Esmeralda Verdugo

Personal information
- Full name: Esmeralda Verdugo Romo
- Date of birth: 19 January 1994 (age 32)
- Place of birth: Ensenada, Baja California, Mexico
- Height: 1.61 m (5 ft 3 in)
- Position: Attacking midfielder

College career
- Years: Team / Apps / (Gls)
- 2014–2015: Cerritos Falcons / 22 / (14)

Senior career*
- Years: Team / Apps / (Gls)
- 2017: Tijuana / 3 / (0)
- 2018–2020: América / 51 / (5)
- 2020: → Tijuana (loan) / 8 / (1)
- 2020–2021: León / 28 / (1)
- 2021–2025: Tijuana / 27 / (1)

International career
- 2011–2012: Mexico U-17
- 2013–2014: Mexico U-20
- 2015: Mexico / 1 / (0)

= Esmeralda Verdugo =

Mexican footballer (born 1994)

Esmeralda Verdugo Romo (born 19 January 1994) is a former Mexican professional footballer who last played for Club Tijuana.

==Career==
===College===
From 2014 to 2015, Verdugo played college soccer for Cerritos College, scoring 14 goals in 22 games.

===Liga MX Femenil===
Verdugo joined Club América from Club Tijuana in 2018. She made her debut in a 2–1 defeat to Toluca.
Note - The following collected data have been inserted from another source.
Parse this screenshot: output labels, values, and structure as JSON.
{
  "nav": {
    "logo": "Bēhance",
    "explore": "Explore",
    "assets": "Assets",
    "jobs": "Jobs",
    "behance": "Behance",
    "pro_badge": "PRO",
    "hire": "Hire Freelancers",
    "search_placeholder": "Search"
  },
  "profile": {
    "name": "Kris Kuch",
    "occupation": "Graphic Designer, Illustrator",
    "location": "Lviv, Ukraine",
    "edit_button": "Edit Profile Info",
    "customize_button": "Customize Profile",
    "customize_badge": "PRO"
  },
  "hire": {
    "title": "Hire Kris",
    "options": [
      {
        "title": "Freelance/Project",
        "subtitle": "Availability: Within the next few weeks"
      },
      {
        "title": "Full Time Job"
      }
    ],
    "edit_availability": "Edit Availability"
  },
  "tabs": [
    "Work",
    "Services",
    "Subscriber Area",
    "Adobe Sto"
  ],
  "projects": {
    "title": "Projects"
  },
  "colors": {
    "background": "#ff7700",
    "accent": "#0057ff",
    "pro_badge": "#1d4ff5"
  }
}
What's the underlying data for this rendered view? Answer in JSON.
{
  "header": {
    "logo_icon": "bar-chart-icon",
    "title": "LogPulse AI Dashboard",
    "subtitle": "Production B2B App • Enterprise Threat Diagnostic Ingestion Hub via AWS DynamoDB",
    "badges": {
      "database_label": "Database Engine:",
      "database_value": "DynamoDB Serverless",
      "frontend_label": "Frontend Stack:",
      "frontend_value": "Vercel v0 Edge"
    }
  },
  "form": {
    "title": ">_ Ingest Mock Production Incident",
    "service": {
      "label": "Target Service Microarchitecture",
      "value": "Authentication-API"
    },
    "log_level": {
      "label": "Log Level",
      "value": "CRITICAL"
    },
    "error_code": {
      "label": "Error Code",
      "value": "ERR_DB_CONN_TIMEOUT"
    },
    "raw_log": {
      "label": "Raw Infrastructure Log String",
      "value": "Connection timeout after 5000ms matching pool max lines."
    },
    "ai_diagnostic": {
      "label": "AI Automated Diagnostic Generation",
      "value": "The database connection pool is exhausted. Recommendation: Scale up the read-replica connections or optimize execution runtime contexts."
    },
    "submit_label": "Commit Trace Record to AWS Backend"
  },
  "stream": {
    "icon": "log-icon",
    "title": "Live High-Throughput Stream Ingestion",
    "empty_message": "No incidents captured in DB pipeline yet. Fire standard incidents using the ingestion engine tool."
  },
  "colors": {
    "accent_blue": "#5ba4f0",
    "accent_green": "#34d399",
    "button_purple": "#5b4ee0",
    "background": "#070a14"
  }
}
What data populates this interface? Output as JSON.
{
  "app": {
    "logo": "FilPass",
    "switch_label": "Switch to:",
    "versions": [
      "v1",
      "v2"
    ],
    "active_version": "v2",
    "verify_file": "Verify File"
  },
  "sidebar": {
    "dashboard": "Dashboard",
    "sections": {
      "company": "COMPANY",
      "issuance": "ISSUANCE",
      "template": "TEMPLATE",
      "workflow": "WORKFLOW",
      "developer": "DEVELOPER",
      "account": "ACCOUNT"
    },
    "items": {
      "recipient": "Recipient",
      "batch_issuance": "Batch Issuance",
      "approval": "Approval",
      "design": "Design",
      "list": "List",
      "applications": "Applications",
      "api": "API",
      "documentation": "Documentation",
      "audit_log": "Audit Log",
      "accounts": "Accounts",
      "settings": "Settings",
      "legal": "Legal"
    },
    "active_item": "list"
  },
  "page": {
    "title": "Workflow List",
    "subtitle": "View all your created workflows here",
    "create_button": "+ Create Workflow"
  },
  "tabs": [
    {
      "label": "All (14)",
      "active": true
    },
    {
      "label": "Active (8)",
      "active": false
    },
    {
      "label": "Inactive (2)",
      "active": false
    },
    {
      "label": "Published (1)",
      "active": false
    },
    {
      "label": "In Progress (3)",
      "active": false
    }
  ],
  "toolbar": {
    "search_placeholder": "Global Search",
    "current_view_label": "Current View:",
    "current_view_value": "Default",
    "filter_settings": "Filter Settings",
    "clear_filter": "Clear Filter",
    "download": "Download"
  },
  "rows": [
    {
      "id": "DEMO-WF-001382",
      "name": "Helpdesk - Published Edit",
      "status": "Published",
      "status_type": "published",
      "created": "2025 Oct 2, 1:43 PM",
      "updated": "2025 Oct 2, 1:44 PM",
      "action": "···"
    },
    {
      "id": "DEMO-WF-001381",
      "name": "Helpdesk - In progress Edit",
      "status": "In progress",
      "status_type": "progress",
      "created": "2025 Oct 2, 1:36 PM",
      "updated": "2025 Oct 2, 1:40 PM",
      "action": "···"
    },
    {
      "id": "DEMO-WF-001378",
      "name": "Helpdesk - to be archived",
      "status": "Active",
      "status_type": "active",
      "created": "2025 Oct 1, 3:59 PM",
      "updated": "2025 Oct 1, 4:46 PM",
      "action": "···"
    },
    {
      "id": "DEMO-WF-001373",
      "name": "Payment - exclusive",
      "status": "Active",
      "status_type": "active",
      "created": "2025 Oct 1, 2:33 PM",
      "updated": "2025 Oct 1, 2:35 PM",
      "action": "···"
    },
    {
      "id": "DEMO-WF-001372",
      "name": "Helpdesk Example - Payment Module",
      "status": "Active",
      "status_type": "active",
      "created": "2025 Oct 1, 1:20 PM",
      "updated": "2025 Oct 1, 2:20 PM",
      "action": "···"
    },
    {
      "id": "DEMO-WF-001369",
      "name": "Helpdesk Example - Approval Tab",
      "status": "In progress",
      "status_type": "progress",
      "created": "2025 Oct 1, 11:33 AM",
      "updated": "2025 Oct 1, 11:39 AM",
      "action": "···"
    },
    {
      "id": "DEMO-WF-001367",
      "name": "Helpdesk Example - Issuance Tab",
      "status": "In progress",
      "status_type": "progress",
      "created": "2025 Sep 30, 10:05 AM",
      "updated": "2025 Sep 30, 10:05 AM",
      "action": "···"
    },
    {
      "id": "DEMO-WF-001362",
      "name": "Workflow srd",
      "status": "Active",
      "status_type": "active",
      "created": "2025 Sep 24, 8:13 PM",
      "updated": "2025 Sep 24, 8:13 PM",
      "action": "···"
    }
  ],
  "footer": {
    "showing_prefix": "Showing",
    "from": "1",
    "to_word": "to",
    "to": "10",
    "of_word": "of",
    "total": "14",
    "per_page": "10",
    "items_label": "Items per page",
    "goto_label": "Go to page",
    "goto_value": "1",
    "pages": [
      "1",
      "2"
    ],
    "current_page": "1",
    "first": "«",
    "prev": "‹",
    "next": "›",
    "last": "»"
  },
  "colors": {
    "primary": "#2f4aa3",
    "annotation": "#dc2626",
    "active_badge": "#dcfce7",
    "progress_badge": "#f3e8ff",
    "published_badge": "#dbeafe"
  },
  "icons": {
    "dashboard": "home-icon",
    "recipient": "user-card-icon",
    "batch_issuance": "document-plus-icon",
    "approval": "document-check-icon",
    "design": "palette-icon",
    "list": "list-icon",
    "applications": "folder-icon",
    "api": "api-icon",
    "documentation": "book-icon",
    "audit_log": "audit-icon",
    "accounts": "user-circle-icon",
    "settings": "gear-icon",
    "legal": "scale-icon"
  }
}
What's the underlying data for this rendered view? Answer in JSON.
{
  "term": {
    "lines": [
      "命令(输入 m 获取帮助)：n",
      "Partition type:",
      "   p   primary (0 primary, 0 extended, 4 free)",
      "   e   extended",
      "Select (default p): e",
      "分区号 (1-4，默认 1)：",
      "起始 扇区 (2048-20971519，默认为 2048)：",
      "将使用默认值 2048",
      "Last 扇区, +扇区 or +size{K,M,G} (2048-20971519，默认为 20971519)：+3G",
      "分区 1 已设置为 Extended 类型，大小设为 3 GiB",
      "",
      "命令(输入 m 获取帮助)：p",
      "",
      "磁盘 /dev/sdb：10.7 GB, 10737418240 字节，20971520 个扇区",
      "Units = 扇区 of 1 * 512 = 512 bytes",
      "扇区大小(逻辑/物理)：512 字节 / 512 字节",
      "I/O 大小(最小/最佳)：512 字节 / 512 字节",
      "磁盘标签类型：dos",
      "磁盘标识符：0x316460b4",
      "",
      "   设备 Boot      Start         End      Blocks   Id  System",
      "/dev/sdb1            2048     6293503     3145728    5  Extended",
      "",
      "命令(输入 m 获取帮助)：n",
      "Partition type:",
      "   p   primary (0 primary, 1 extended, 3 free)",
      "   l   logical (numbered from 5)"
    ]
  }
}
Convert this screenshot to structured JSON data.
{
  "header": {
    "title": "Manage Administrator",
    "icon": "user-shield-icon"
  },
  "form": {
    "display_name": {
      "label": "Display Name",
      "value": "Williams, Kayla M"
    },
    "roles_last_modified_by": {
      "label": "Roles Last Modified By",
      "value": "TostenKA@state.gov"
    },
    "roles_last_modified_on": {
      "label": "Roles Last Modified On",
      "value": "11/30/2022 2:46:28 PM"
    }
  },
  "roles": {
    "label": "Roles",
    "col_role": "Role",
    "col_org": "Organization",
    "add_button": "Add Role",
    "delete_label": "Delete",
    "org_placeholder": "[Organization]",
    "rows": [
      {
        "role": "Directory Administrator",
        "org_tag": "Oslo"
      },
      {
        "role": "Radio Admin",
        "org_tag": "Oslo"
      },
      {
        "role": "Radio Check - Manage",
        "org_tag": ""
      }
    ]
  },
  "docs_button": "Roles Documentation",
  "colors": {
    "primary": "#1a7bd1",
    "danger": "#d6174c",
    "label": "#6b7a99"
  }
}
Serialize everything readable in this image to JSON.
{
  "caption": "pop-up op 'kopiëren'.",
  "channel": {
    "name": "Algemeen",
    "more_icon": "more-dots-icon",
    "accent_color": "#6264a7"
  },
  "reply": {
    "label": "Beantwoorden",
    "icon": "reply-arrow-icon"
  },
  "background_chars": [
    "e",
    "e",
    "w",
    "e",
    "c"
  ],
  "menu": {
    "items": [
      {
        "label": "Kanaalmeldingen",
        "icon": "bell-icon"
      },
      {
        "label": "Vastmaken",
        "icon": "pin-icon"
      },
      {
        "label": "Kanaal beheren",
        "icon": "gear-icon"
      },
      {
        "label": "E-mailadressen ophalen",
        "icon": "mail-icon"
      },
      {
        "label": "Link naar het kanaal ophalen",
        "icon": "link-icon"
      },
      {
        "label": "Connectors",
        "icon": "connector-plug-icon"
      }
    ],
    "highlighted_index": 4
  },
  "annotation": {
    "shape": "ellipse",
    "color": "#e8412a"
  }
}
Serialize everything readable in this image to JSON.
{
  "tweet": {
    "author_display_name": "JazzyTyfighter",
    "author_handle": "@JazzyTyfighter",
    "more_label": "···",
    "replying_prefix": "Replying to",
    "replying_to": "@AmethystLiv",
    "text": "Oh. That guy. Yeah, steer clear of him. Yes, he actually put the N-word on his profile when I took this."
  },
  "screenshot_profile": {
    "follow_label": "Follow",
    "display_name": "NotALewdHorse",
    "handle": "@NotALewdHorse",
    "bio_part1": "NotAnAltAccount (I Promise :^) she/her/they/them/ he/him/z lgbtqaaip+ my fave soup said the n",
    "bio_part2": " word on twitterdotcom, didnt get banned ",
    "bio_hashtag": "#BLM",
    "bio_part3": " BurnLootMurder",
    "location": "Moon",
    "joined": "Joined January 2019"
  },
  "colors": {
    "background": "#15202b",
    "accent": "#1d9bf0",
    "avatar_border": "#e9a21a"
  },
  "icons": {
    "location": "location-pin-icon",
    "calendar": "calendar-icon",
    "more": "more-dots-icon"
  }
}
In December 2019, Verdugo and her teammate Lucero Cuevas were victims of an express kidnapping. She subsequently rejoined Club Tijuana on loan.

Verdugo signed with Club León in June 2020. In June 2021, she rejoined Club Tijuana for a third time.

===International career===
Verdugo was capped for the Mexico women's national football team at the 2015 International Women's Football Tournament of Natal.